第二次,不来。说有事。
第三次,不来。说今天不方便。
曾海燕没放弃。她这个人就这样,认准了一件事就不松口。别人可能觉得这叫死缠烂打,她觉得这叫诚意。
第四次,黄学礼答应了。
火锅。他俩坐在角落的卡座里,锅底咕嘟嘟地冒泡。
曾海燕发现黄学礼跟她想象的不一样。在饭局上他话不多,但单独聊起来,这人简直能把天说穿。历史、经济、互联网、甚至女性消费心理——他什么都能聊,而且不是那种百度百科式的聊法,是真懂,有自己的判断。
毛肚涮了三盘,啤酒喝了八瓶。
她记得很清楚,八瓶。因为她喝了五瓶,黄学礼喝了三瓶。她酒量比他好。
后来的事情,酒精要负一半的责任。
但也只是一半。
另一半,是她自己愿意的。
之后的一段时间,两人经常第一个信息就是:我请你吃饭。然后对方答应或者不答应。然后是时间地点。这句话成为了他们之间心照不宣的暗语。

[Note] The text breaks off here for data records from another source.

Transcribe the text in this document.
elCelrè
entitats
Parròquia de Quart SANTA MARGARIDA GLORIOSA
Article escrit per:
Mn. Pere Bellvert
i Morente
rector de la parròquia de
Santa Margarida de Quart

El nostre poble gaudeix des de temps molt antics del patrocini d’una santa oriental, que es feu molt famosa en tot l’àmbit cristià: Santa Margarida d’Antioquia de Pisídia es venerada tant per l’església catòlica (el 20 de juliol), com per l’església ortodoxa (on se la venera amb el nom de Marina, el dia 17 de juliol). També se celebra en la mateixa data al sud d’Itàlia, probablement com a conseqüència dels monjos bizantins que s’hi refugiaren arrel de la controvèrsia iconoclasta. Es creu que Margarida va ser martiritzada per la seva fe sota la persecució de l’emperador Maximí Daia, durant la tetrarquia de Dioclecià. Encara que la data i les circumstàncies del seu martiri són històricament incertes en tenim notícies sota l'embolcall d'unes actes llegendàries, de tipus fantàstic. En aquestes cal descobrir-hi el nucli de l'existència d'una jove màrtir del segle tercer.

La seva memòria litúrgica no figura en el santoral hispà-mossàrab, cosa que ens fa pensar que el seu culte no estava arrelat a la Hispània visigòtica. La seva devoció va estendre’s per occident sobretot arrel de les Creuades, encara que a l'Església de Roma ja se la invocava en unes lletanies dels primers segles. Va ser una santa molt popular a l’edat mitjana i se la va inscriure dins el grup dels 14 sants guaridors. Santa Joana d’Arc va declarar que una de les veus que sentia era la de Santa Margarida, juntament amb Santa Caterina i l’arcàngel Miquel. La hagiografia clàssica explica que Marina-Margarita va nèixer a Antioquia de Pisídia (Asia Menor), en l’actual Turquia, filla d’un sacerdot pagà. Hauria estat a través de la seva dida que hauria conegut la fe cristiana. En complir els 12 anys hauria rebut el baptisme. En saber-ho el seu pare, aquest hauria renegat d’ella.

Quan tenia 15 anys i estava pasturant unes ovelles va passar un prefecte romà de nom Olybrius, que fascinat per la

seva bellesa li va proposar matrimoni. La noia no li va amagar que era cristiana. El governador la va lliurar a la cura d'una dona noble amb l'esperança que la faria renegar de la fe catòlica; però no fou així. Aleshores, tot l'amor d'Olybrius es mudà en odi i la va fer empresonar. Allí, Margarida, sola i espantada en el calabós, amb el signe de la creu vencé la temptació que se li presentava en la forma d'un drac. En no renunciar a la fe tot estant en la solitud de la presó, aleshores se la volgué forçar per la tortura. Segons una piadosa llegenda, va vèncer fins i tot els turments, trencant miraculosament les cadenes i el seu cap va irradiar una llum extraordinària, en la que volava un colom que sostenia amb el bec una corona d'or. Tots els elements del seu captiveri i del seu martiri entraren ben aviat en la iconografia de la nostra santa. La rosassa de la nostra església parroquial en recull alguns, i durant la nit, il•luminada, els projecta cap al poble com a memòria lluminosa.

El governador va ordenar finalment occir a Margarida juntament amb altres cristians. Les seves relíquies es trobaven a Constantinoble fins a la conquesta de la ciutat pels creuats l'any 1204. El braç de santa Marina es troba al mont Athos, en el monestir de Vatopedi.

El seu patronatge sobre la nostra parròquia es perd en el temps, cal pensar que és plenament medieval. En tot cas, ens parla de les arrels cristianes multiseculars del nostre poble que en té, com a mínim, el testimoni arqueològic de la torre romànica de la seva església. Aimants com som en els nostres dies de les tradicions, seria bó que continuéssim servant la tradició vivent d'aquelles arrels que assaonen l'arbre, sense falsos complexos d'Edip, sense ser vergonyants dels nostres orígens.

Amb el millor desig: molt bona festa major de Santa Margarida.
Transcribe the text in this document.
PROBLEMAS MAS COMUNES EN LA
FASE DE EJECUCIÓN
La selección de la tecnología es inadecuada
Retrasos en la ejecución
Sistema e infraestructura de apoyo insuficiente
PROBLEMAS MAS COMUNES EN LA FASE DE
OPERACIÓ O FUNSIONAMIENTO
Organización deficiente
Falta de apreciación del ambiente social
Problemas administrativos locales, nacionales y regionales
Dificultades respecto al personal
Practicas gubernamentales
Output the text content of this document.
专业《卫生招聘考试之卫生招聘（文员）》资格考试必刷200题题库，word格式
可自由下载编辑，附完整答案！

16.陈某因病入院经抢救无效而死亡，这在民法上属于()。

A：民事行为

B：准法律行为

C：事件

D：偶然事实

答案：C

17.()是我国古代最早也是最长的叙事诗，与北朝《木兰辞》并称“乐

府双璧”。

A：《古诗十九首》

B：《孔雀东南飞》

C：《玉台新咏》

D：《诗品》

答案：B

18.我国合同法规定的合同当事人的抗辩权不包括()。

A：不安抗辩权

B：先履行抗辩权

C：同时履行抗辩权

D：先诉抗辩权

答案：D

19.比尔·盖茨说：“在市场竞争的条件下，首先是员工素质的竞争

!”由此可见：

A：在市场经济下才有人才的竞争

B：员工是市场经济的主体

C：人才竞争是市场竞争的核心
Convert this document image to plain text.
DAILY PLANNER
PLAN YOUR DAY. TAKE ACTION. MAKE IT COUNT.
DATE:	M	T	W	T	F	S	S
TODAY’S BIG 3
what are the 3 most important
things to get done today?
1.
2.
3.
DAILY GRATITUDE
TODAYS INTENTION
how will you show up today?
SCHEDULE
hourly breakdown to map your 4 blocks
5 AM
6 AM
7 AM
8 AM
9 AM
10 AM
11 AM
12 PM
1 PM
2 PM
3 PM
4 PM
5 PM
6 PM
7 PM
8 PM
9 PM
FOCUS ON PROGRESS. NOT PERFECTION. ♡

他们没有确定恋爱关系,曾海燕觉得差点什么,还不到那个程度。
但曾海燕心里清楚,一切都变了。
她开始在意黄学礼回消息的速度。以前他回慢了她不会多想,现在会反复看。她开始在意他提到别人的语气,尤其是提到女性的时候。
她知道自己是喜欢上黄学礼了。
黄学礼呢?
她觉得他也是。但这人嘴严,什么都不说。每次见面都很自然,很舒服,但从来不越那条线——至少嘴上不越线。
两个人就这么耗着。谁也不挑明,谁也不退后。一副“我们都是成年人,不需要对方负责”的姿态。
曾海燕有时候觉得这样挺好的。没有承诺就没有约束,没有约束就没有失望。
直到那天。
黄学礼在她的新车上跟她说,王晓亮给他介绍了个人,叫糯米,你认识吗?
曾海燕握方向盘的手紧了一下。
踩了一脚刹车,刹得有点猛,前面的车离她还有二十米。
黄学礼看了她一眼:“你开车真吓人。”
黄学礼和糯米相亲那天,她心神不宁,什么事情都做不了。
于是,她杀个过去,名义她早就想好,要请萧莫和糯米吃饭,感谢他们的帮助,偶遇黄学礼和王晓亮。
当天她离开米莫,黄学礼很巧妙的搭顺风车。